L'étiquette influence la perception des consommateurs

Marine Balue - La vigne - n°230 - avril 2011 - page 60

Les dernières conférences du Lien de la Vigne avaient pour thème la perception sensorielle. Des chercheurs en économie expérimentale ont confirmé l'impact de l'étiquette sur les consommateurs.
CONSENTEMENT À PAYER. D'après une étude de l'Inra, les consommateurs sont prêts à payer un champagne plus cher si c'est une marque connue. En dégustant à l'aveugle, les avis sur les champagnes sont tous différents. © J.-C. GUTNER

CONSENTEMENT À PAYER. D'après une étude de l'Inra, les consommateurs sont prêts à payer un champagne plus cher si c'est une marque connue. En dégustant à l'aveugle, les avis sur les champagnes sont tous différents. © J.-C. GUTNER

« L'information dont on dispose est un des facteurs qui déterminent notre comportement alimentaire », expose Patrick Etiévant, chercheur à l'Inra, en introduction des conférences du Lien de la Vigne. Cette observation vaut pour le vin : notre perception est souvent différente quand on déguste à l'aveugle et quand on connaît l'étiquette. « C'est ce qu'on appelle l'effet de halo », précise le chercheur.

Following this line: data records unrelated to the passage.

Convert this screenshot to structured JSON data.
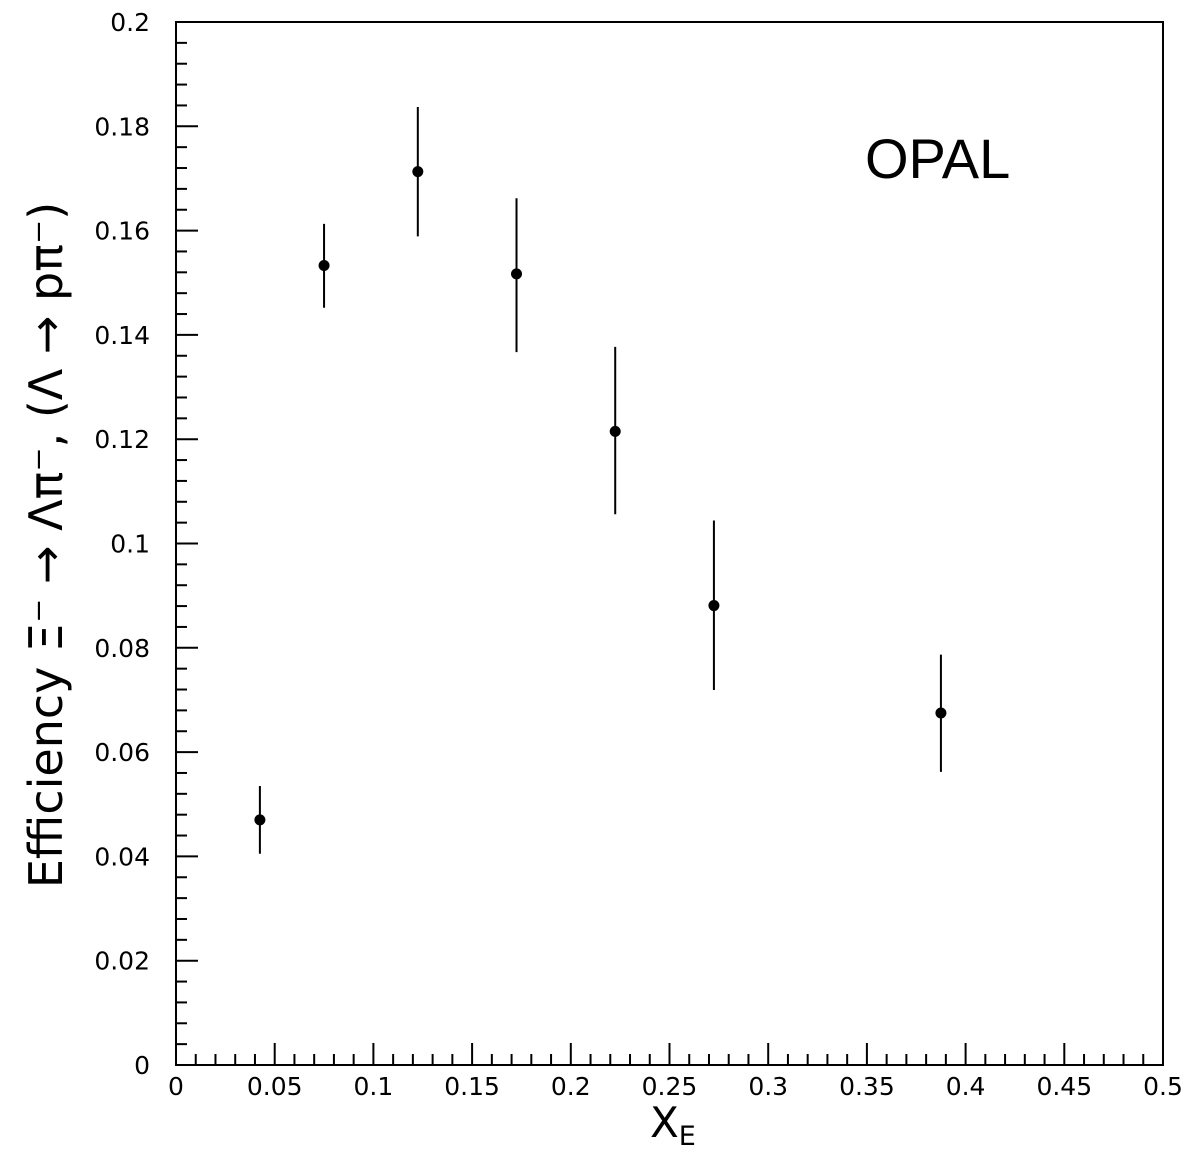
{
  "chart_data": {
    "type": "scatter",
    "title": "",
    "xlabel": "X",
    "xlabel_sub": "E",
    "ylabel": "Efficiency Ξ⁻ → Λπ⁻, (Λ → pπ⁻)",
    "xlim": [
      0,
      0.5
    ],
    "ylim": [
      0,
      0.2
    ],
    "x_ticks": [
      "0",
      "0.05",
      "0.1",
      "0.15",
      "0.2",
      "0.25",
      "0.3",
      "0.35",
      "0.4",
      "0.45",
      "0.5"
    ],
    "y_ticks": [
      "0",
      "0.02",
      "0.04",
      "0.06",
      "0.08",
      "0.1",
      "0.12",
      "0.14",
      "0.16",
      "0.18",
      "0.2"
    ],
    "grid": false,
    "annotation": "OPAL",
    "points": [
      {
        "x": 0.0425,
        "y": 0.047,
        "ylow": 0.0405,
        "yhigh": 0.0535
      },
      {
        "x": 0.075,
        "y": 0.1533,
        "ylow": 0.1452,
        "yhigh": 0.1613
      },
      {
        "x": 0.1225,
        "y": 0.1713,
        "ylow": 0.1589,
        "yhigh": 0.1837
      },
      {
        "x": 0.1725,
        "y": 0.1517,
        "ylow": 0.1367,
        "yhigh": 0.1662
      },
      {
        "x": 0.2225,
        "y": 0.1215,
        "ylow": 0.1056,
        "yhigh": 0.1377
      },
      {
        "x": 0.2725,
        "y": 0.0881,
        "ylow": 0.0719,
        "yhigh": 0.1044
      },
      {
        "x": 0.3875,
        "y": 0.0675,
        "ylow": 0.0562,
        "yhigh": 0.0787
      }
    ]
  }
}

Ainsi, l'unité de recherche Aliss (Alimentation et sciences sociales) à l'Inra d'Ivry-sur-Seine (Val-de-Marne), en collaboration avec le centre du goût de Dijon, a mis en évidence que la marque du Champagne influence fortement l'achat d'une bouteille. Ou encore que les Français sont attachés à l'appellation d'origine des vins.

Pour montrer cela, ces chercheurs s'appuient sur l'économie expérimentale. Le principe ? « On fait venir des consommateurs au laboratoire, en leur expliquant qu'ils vont acheter une bouteille de vin, explique Pascale Bazoche, ingénieur de recherche à l'Inra d'Ivry. On leur fait déguster ce vin et ils doivent annoncer le prix qu'ils sont prêts à payer pour l'acheter (consentement à payer). On les informe qu'à la fin de la dégustation, ils paieront un prix tiré au sort parmi les prix annoncés. Si ce prix est supérieur à celui qu'ils ont eux-mêmes donné, ils n'achèteront pas la bouteille. De cette façon, on se rapproche au mieux d'une situation réelle d'achat : au supermarché, chez un caviste… »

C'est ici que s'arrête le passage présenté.